DEAR READER: Leukemia is a form of cancer that affects the body’s blood cells. Almost every type of cell in our body can turn cancerous, and blood cells are no exception.
Every day, each of us makes millions of new blood cells – red blood cells, white blood cells, and the cells that make platelets (little cell fragments that help blood to clot). Blood cells are made in the marrow (the inside) of bones.
Blood cells have a relatively short life. Red blood cells last about 120 days. That’s why we need to make so many new cells every day. However, when a cell turns cancerous, it doesn’t die. As a result, the number of cells in the bone marrow and in the blood start increasing.
The most common types of leukemia involve one of the two major types of white blood cells: lymphocytes and myelocytes. These cells help the immune system fight off viruses, infections and other invading organisms.

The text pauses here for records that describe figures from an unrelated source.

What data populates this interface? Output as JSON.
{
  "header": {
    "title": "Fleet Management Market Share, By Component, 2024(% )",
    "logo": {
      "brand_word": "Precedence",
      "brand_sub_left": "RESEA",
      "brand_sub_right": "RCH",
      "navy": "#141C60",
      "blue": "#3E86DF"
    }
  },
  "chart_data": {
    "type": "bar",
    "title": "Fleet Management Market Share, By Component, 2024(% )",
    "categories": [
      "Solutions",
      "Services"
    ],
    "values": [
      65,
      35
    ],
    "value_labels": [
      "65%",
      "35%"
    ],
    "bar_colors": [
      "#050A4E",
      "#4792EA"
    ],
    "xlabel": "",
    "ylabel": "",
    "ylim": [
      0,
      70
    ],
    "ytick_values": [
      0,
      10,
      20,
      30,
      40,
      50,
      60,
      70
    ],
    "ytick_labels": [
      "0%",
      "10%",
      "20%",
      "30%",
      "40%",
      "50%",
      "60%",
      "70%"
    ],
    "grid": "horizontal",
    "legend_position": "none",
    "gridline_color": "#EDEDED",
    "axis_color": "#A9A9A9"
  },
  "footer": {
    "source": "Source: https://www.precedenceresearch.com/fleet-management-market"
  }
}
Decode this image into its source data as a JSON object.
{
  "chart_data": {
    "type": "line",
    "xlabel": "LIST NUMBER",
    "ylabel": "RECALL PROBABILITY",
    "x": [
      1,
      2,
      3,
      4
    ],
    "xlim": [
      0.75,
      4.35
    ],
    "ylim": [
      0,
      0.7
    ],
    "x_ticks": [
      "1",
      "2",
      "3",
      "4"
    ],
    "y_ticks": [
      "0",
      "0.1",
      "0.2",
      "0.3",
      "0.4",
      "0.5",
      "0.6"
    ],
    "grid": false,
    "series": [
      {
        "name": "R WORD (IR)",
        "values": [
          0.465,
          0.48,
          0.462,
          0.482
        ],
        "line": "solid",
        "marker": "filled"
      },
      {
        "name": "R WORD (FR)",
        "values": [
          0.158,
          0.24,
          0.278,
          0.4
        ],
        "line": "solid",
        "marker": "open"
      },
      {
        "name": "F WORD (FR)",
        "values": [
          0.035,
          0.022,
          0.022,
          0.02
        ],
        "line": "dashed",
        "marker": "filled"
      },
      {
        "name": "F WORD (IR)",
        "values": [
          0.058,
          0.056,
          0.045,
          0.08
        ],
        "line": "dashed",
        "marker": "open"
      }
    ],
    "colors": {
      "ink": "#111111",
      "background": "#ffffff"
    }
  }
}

Leukemias arising from lymphocytes are called lymphocytic leukemias. Those arising from myelocytes are called myeloid, or myelogenous, leukemias. Leukemia is either acute (comes on suddenly) or chronic (lasts a long time). There are four major types of leukemia:
• acute lymphocytic leukemia (ALL)
• acute myeloid leukemia (AML)
• chronic lymphocytic leukemia (CLL)
• chronic myeloid leukemia (CML)
Leukemia treatments – chemotherapy and radiotherapy – target the cancerous cells being produced in bone marrow. Unfortunately, the treatment kills some healthy blood cells along with the cancerous cells. As a result, treatment often severely compromises the body’s ability to fight infection.